Evidemment, il y a peu de place pour imposer une influence décisive des triolets du 19 septembre sur le quatrain ramassé composé par Rimbaud. Certains éléments n'apparaissent tout simplement pas dans les pièces de Silvestre, le mot "balançoirs" par exemple. Le premier vers : "O balançoirs ! ô lys ! clysopompes d'argent !" est clairement une reprise du poème envoyé à Banville, à tel point que les rimbaldiens avaient considéré comme sans intérêt d'aller éplucher les vers de Silvestre. Il était admis que Rimbaud parlait à un trop haut degré de généralité que pour s'intéresser à une source expresse du côté des poésies d'Armand Silvestre.
Les vers 3 et 4 s'inspiraient directement d'un sonnet païen de Silvestre, jusqu'à la reprise du nom "étamines"  à la rime.
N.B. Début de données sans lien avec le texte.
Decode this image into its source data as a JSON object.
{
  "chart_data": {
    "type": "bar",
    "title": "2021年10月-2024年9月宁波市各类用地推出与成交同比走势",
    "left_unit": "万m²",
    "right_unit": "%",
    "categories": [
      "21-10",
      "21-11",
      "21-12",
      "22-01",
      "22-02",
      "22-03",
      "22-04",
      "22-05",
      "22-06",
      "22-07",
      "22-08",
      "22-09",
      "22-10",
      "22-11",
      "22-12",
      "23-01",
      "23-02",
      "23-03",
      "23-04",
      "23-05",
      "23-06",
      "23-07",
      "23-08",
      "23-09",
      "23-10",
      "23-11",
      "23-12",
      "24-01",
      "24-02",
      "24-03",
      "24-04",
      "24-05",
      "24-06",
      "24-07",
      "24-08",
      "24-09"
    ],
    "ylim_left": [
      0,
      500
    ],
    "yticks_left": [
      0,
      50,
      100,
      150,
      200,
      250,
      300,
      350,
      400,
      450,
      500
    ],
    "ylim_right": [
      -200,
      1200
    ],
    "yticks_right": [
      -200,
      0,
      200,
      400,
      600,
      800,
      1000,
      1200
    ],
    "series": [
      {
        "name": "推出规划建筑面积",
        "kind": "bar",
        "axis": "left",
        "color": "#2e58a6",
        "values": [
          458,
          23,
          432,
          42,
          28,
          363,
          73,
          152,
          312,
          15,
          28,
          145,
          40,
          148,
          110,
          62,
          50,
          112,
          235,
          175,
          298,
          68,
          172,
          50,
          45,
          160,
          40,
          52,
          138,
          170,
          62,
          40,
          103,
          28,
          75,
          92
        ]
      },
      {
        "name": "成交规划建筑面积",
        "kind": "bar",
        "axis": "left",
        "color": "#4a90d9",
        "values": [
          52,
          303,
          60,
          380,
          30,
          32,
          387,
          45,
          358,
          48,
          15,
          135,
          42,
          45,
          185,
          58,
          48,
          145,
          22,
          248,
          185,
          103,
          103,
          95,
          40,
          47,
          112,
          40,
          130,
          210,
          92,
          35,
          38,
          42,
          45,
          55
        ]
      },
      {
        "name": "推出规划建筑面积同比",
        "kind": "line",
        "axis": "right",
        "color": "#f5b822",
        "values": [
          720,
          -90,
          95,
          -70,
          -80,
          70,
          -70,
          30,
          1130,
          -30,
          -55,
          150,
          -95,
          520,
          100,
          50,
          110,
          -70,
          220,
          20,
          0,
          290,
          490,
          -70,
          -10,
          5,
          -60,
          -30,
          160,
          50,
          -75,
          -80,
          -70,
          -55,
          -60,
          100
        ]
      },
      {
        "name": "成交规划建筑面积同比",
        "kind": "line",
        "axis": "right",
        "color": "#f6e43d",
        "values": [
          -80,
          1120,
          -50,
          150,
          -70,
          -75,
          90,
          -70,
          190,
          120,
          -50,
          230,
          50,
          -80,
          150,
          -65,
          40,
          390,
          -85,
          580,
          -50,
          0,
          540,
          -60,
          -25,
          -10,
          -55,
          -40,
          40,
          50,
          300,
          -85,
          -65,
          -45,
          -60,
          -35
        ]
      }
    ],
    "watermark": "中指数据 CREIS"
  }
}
Notons que plutôt que de reprendre la mention "avril" Rimbaud a privilégié la mention de "L'aurore", et au passage je fais le lien avec le recueil Les Chants de l'aube de Ricard, d'où provient la source au monostiche : "L'humanité chaussait le vaste enfant Progrès !", monostiche contre poème-quatrain.
On peut pourtant noter que les triolets n'établissent pas qu'un lien entre Banville et Silvestre, ils établissent aussi un lien par les lys qui éclairent que l'accusation faite à Banville de ne trouver nulle part des lys passent en ironie mordante sur les lys des poèmes de Silvestre. Non seulement dans les deux poèmes il y a une ironie à propos de fleurs poétiques abondantes qu'on ne voit nulle part dans la Nature, mais il y a une ironie autour de son symbole politique : "Monsieur de Kerdrel" et "Dédaigneux des travaux, dédaigneux des famines[.]"
Nous avons aussi une liaison politique qui se précise au sujet des étamines, puisque l'attaque des "Triolets du Bon voyage" commence par les vacances de Brun, qui loin d'être un ours est assimilé à une abeille : "distille le miel / De tes futures éloquences."
Il va de soi aussi que le poème de Rimbaud redouble la raillerie des trois premiers des vers suivants signés Ludovic Hans :
Quand Belcastel nous reviendra,
La neige couvrira la France.
Des fleurs de lis il en fera,
Quand Belcastel nous reviendra.
Puis, fleurs et neige, tout fondra,
Avril ramenant l'espérance.
- Quand Belcastel nous reviendra,
La neige couvrira la France.
J'ai cité l'intégralité de cette strophe-triolet, à cause de la mention clef "avril".
Le reste des "Triolets du Bon voyage" ne me fait pas relever une autre source sensible. Là, comme ça, je ne vois rien d'autre à relever.
Toutefois, le poème en triolets fait suite à un article en prose que je n'ai pas encore lu, vu que je dois manger et travailler cet après-midi, il est déjà 13h50, je suis en retard.
Et mon article sur Ricard, je suis vachement brimé moi avec cette découverte du jour... Boah ! cette découverte m'a bien plu, mon article peut attendre quelques jours de plus.